James Vowles afirmou que as negociações sobre os motores da Fórmula 1 para 2027 continuam abertas, apesar do aumento das divergências entre fabricantes. O chefe da Williams garantiu que ‘nada está morto’ nas discussões envolvendo a possível mudança na divisão de potência entre combustão e sistema elétrico.

Após o GP de Miami, a proposta de alterar a distribuição de potência para uma relação de 60% do motor a combustão e 40% da parte elétrica, parecia caminhar para um consenso entre os fabricantes de motores da categoria. Porém, nas últimas semanas, Ferrari e Audi teriam recuado em relação ao apoio inicial, aumentando a incerteza sobre a aprovação definitiva das mudanças.

Essa resistência das duas fabricantes, pode ser suficiente para impedir qualquer alteração no regulamento. O tema se transformou em uma das principais disputas políticas atuais da Fórmula 1, justamente porque a aprovação depende de apoio amplo entre os fornecedores de unidade de potência.

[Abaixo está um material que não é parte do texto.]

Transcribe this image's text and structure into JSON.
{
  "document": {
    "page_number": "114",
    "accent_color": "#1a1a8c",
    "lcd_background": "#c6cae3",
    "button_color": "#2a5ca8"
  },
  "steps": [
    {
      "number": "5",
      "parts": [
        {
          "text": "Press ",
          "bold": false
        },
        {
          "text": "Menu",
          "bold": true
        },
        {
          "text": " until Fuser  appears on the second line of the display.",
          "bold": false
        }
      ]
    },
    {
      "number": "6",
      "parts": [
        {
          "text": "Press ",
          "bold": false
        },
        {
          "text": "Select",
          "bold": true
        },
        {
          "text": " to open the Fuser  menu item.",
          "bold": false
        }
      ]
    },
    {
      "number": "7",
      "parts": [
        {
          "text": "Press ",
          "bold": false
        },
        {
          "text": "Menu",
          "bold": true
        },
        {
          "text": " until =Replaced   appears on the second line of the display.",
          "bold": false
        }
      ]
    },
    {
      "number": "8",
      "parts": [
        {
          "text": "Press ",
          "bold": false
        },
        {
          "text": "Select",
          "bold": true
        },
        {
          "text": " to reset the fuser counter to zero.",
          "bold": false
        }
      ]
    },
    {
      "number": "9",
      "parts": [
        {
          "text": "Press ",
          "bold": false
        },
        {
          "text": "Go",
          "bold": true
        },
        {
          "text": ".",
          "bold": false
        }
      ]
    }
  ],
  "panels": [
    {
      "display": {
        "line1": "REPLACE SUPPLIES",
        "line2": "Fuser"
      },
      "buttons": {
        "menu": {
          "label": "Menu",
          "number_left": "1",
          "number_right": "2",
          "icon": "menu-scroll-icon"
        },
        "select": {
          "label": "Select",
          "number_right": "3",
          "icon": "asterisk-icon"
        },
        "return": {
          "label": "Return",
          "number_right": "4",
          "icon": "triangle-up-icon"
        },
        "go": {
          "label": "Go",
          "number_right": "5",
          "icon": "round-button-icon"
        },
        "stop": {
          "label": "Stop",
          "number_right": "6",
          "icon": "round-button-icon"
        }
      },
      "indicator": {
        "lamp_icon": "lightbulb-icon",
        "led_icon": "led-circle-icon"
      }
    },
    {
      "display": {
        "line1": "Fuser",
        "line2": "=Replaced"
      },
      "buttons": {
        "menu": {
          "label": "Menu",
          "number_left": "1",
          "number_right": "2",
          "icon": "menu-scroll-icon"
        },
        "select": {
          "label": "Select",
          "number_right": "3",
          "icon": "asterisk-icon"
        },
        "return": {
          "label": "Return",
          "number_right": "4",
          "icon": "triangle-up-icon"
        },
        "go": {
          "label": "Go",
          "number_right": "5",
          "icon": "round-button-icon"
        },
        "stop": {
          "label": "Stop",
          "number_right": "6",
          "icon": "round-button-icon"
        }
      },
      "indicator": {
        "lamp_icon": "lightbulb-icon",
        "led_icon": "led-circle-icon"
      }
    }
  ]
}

Falando à imprensa no Canadá, Vowles destacou que todas as partes seguem envolvidas nas conversas, e reconhecem que ainda existem pontos a melhorar no regulamento planejado para 2027. Segundo o dirigente britânico, a categoria ainda não alcançou o nível desejado em aspectos como desempenho em sessões de classificação e dinâmica nas corridas.

“Todos reconhecemos que ainda não estamos onde gostaríamos com parte desses regulamentos. Ninguém saiu da mesa de negociações”, afirmou Vowles. O chefe da Williams também elogiou algumas provas disputadas nesta temporada, citando Miami e partes da corrida em Xangai como exemplos positivos do atual momento da Fórmula 1.

GP do Canadá 2026, Montreal, Fórmula 1, F1
Foto: XPB Images

Apesar dos avanços percebidos, Vowles acredita que ainda há espaço para evolução antes da chegada definitiva das novas regras: “Estamos caminhando na direção certa, mas ainda há mais coisas que precisamos fazer”, acrescentou o dirigente da Williams.

O britânico também explicou que parte das divergências acontece porque algumas fabricantes não conseguem reagir rapidamente às mudanças propostas. Segundo ele, o desenvolvimento de unidades de potência envolve investimentos elevados e planejamento de componentes com até dezoito meses de antecedência.

“Essas operações são extremamente caras e é muito difícil mudar de direção rapidamente em um mundo de unidades de potência. Mas nada está morto, é apenas uma questão de garantir um equilíbrio entre aquilo que pode ser alcançado por todas as partes”, concluiu Vowles.